Texas is set to become the largest state in the nation to mandate that every public school classroom display a copy of the Ten Commandments, with advocates fearing a further erosion of church and state and the legislation’s sponsor making clear that’s a separation she doesn’t believe in.
While Gov. Greg Abbott (R) has not yet signed the measure, which comes as red states are increasingly seeking to inject Christianity into public education, he told lawmakers in early May to “get this bill to my desk. I’ll make it law.”
Under the legislation, beginning September 1, every school in Texas will be required to display a 16 inch by 20 inch poster of the Ten Commandments. While they won’t be required to buy them with district funds, they will be required to display them if donated.
The legislation also effectively creates an official state version of the Ten Commandments, because only one specific iteration meets the new statute: a King James Bible-derived list of “Thou shalt nots” that is used by many Baptists and evangelicals but not by a majority of Catholics, Jews, protestants or Eastern Orthodox Christians.
Critics argue the bill is a clear violation of the Establishment Clause of the First Amendment, which prohibits the federal government from creating a state religion.
The American Civil Liberties Union of Texas on Wednesday announced it would sue.
“S.B. 10 is blatantly unconstitutional. We will be working with Texas public school families to prepare a lawsuit to stop this violation of students’ and parents’ First Amendment rights,” the ACLU wrote, calling the measure “religiously coercive.”
Supporters of the bill, meanwhile, appeal to a letter from Thomas Jefferson which seems to leave open the possibility of state regulation of religion, though so far, courts haven’t agreed: A similar bill in Louisiana was blocked in November after being ruled unconstitutional by a federal judge.
The Texas bill is one of a broad array of public policy proposals pushed by an alliance of groups that seek a broader role for evangelical Christianity in public life. A prior state measure, passed in 2021, required schools to display “in God we Trust” placards in every classroom.
Neighboring Arkansas passed its own Ten Commandments bill in April.
In a nod to the legal risks, amendments to the Texas measure require the state attorney general, currently Republican Ken Paxton, to defend at state expense any school district sued over compliance.
This week, the Texas legislature also passed a bill permitting prayer in public schools and stripping language that forbids teachers from “encouraging” students to participate.
That measure also obligates the office of the state attorney general to help schools set up a prayer program, and — like the Ten Commandments bill — to defend any legal challenges to it at public expense.
During debates over passage, bill sponsor state Rep. Candy Noble insisted that it was not a religious measure but meant to instruct students about the historical importance she says the Ten Commandments hold in American democracy.
“This bill is about honoring our historical educational and judicial heritage with the discipline of the Ten Commandments,” Noble said in a Sunday exchange with Rep. James Talarico (D), a self-described evangelical who opposed the bill.
Over the past two months, Talarico and Noble’s verbal duels over the bill have served as an intra-evangelical debate over the role of Christianity in public life.
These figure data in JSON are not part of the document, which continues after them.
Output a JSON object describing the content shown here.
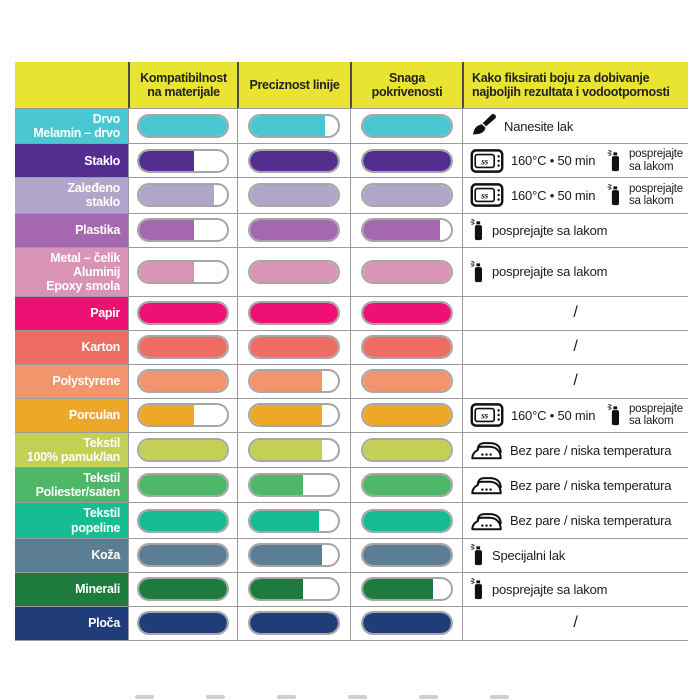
{
  "chart_data": {
    "type": "table",
    "title": "",
    "legend_position": "none",
    "bar_scale": "percent of pill filled (0-100)",
    "columns": [
      "Kompatibilnost na materijale",
      "Preciznost linije",
      "Snaga pokrivenosti",
      "Kako fiksirati boju za dobivanje najboljih rezultata i vodootpornosti"
    ],
    "rows": [
      {
        "label": "Drvo\nMelamin – drvo",
        "color": "#49c7d2",
        "bars": [
          100,
          85,
          100
        ],
        "fix": {
          "align": "left",
          "parts": [
            {
              "icon": "brush",
              "text": "Nanesite lak"
            }
          ]
        }
      },
      {
        "label": "Staklo",
        "color": "#542e8f",
        "bars": [
          62,
          100,
          100
        ],
        "fix": {
          "align": "split",
          "parts": [
            {
              "icon": "oven",
              "text": "160°C • 50 min"
            },
            {
              "icon": "spray",
              "text": "posprejajte\nsa lakom"
            }
          ]
        }
      },
      {
        "label": "Zaleđeno\nstaklo",
        "color": "#b1a5cb",
        "bars": [
          85,
          100,
          100
        ],
        "fix": {
          "align": "split",
          "parts": [
            {
              "icon": "oven",
              "text": "160°C • 50 min"
            },
            {
              "icon": "spray",
              "text": "posprejajte\nsa lakom"
            }
          ]
        }
      },
      {
        "label": "Plastika",
        "color": "#a667b1",
        "bars": [
          62,
          100,
          88
        ],
        "fix": {
          "align": "left",
          "parts": [
            {
              "icon": "spray",
              "text": "posprejajte sa lakom"
            }
          ]
        }
      },
      {
        "label": "Metal – čelik\nAluminij\nEpoxy smola",
        "color": "#d893b5",
        "bars": [
          62,
          100,
          100
        ],
        "fix": {
          "align": "left",
          "parts": [
            {
              "icon": "spray",
              "text": "posprejajte sa lakom"
            }
          ]
        }
      },
      {
        "label": "Papir",
        "color": "#ee1173",
        "bars": [
          100,
          100,
          100
        ],
        "fix": {
          "align": "center",
          "parts": [
            {
              "icon": null,
              "text": "/"
            }
          ]
        }
      },
      {
        "label": "Karton",
        "color": "#ed6d64",
        "bars": [
          100,
          100,
          100
        ],
        "fix": {
          "align": "center",
          "parts": [
            {
              "icon": null,
              "text": "/"
            }
          ]
        }
      },
      {
        "label": "Polystyrene",
        "color": "#f2946c",
        "bars": [
          100,
          82,
          100
        ],
        "fix": {
          "align": "center",
          "parts": [
            {
              "icon": null,
              "text": "/"
            }
          ]
        }
      },
      {
        "label": "Porculan",
        "color": "#eda827",
        "bars": [
          62,
          82,
          100
        ],
        "fix": {
          "align": "split",
          "parts": [
            {
              "icon": "oven",
              "text": "160°C • 50 min"
            },
            {
              "icon": "spray",
              "text": "posprejajte\nsa lakom"
            }
          ]
        }
      },
      {
        "label": "Tekstil\n100% pamuk/lan",
        "color": "#c3cf55",
        "bars": [
          100,
          82,
          100
        ],
        "fix": {
          "align": "left",
          "parts": [
            {
              "icon": "iron",
              "text": "Bez pare / niska temperatura"
            }
          ]
        }
      },
      {
        "label": "Tekstil\nPoliester/saten",
        "color": "#4eb768",
        "bars": [
          100,
          60,
          100
        ],
        "fix": {
          "align": "left",
          "parts": [
            {
              "icon": "iron",
              "text": "Bez pare / niska temperatura"
            }
          ]
        }
      },
      {
        "label": "Tekstil\npopeline",
        "color": "#16bd92",
        "bars": [
          100,
          78,
          100
        ],
        "fix": {
          "align": "left",
          "parts": [
            {
              "icon": "iron",
              "text": "Bez pare / niska temperatura"
            }
          ]
        }
      },
      {
        "label": "Koža",
        "color": "#5b7e95",
        "bars": [
          100,
          82,
          100
        ],
        "fix": {
          "align": "left",
          "parts": [
            {
              "icon": "spray",
              "text": "Specijalni lak"
            }
          ]
        }
      },
      {
        "label": "Minerali",
        "color": "#1d7b3e",
        "bars": [
          100,
          60,
          80
        ],
        "fix": {
          "align": "left",
          "parts": [
            {
              "icon": "spray",
              "text": "posprejajte sa lakom"
            }
          ]
        }
      },
      {
        "label": "Ploča",
        "color": "#203d79",
        "bars": [
          100,
          100,
          100
        ],
        "fix": {
          "align": "center",
          "parts": [
            {
              "icon": null,
              "text": "/"
            }
          ]
        }
      }
    ]
  },
  "colors": {
    "header_bg": "#e9e431",
    "grid_line": "#9a9a9a",
    "header_divider": "#4a4a4a",
    "icon_ink": "#111111"
  },
  "footer_marks": {
    "count": 6
  }
}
“We established that our founding fathers wanted a separation of church and state,” Talarico began in one April committee hearing, before Noble cut him off.
“I did not establish that,” she said. “I absolutely did not establish that. That’s a historical fact that I disagree with.”
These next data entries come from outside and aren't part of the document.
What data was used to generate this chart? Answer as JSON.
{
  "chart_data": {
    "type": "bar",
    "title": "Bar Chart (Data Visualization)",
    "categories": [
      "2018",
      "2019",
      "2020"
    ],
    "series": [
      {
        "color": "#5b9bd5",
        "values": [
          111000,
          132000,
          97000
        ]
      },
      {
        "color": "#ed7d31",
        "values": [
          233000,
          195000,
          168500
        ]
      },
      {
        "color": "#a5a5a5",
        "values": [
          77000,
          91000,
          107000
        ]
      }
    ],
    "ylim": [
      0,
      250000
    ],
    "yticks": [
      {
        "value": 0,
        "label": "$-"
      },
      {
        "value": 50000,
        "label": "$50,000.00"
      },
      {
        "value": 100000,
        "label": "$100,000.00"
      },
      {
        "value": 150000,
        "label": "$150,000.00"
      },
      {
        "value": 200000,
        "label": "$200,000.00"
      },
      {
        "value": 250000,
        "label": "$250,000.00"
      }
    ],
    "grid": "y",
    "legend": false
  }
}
In his opposition to the bill, Talarico repeatedly argued that displaying the Ten Commandments was itself a religious violation: a contradiction of St. Paul’s dictum in Romans that all the commandments could be “summed up in this sentence, ‘You shall love your neighbor as yourself.”
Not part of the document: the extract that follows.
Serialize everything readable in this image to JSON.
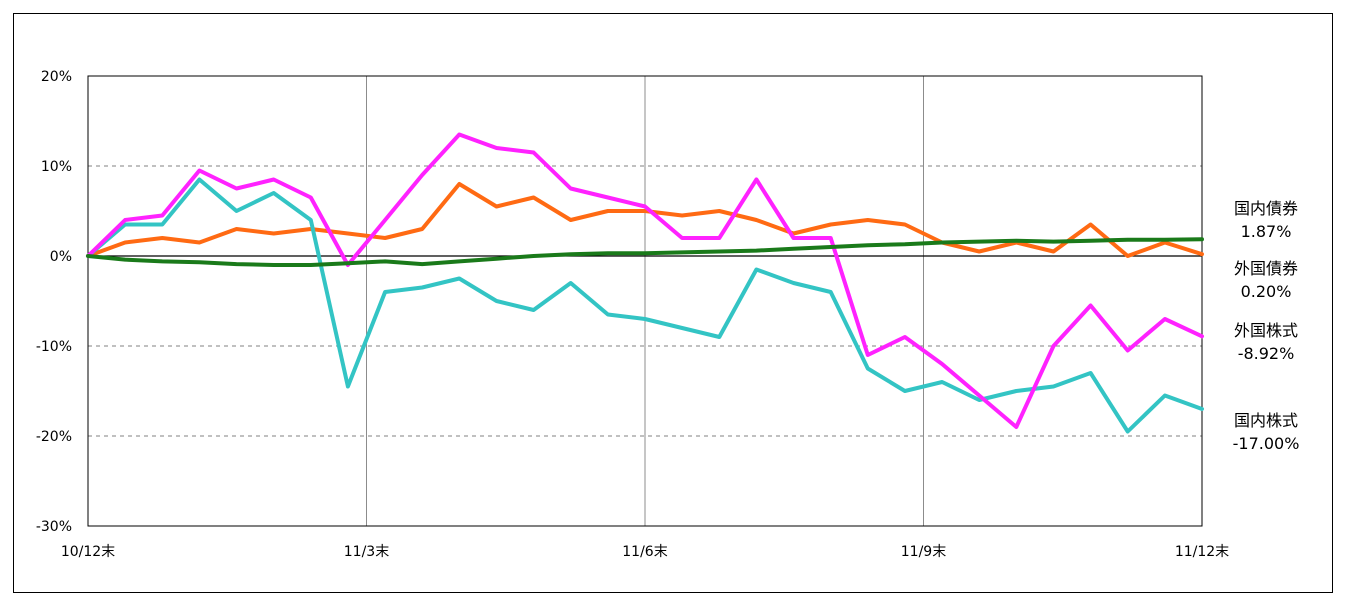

He argued it was not neighborly to signal to Jews, Muslims, Hindus or members of other Christian denominations that they didn’t belong.
That’s a read Noble emphatically pushed back on. If these people were Americans, she said, “maybe it would make them curious about what made our forefathers tick. Maybe it will help them wonder ‘How can I treat others better? Maybe it will help them ask their parents questions on ‘Why should I be under your authority?’
“Maybe we can take that tack with it instead of the negative tack that you’re taking with it,” she added.
In debates over the bill, Noble repeatedly argued that “our classrooms are crying out for moral guidance,” though she went back and forth on whether teachers would be required to interpret the Ten Commandments for students.
In a viral moment from the debate, Talarico pressed her on why representatives were working over the weekend — the Jewish and Christian Sabbaths — in violation of the Fourth Commandment.
“Is that ironic or what?” Noble asked, before explaining the importance of God’s decision to take a day of rest, and contending that Talarico’s own opposition to the bill had pushed debate to the weekend.
“Do you think that members of the legislature should focus more on trying to follow the Ten Commandments rather than telling others to follow them?” Talarico asked.
“It is incumbent on all of us to follow God’s law,” Noble said. “And I think that we would be better off if we did.”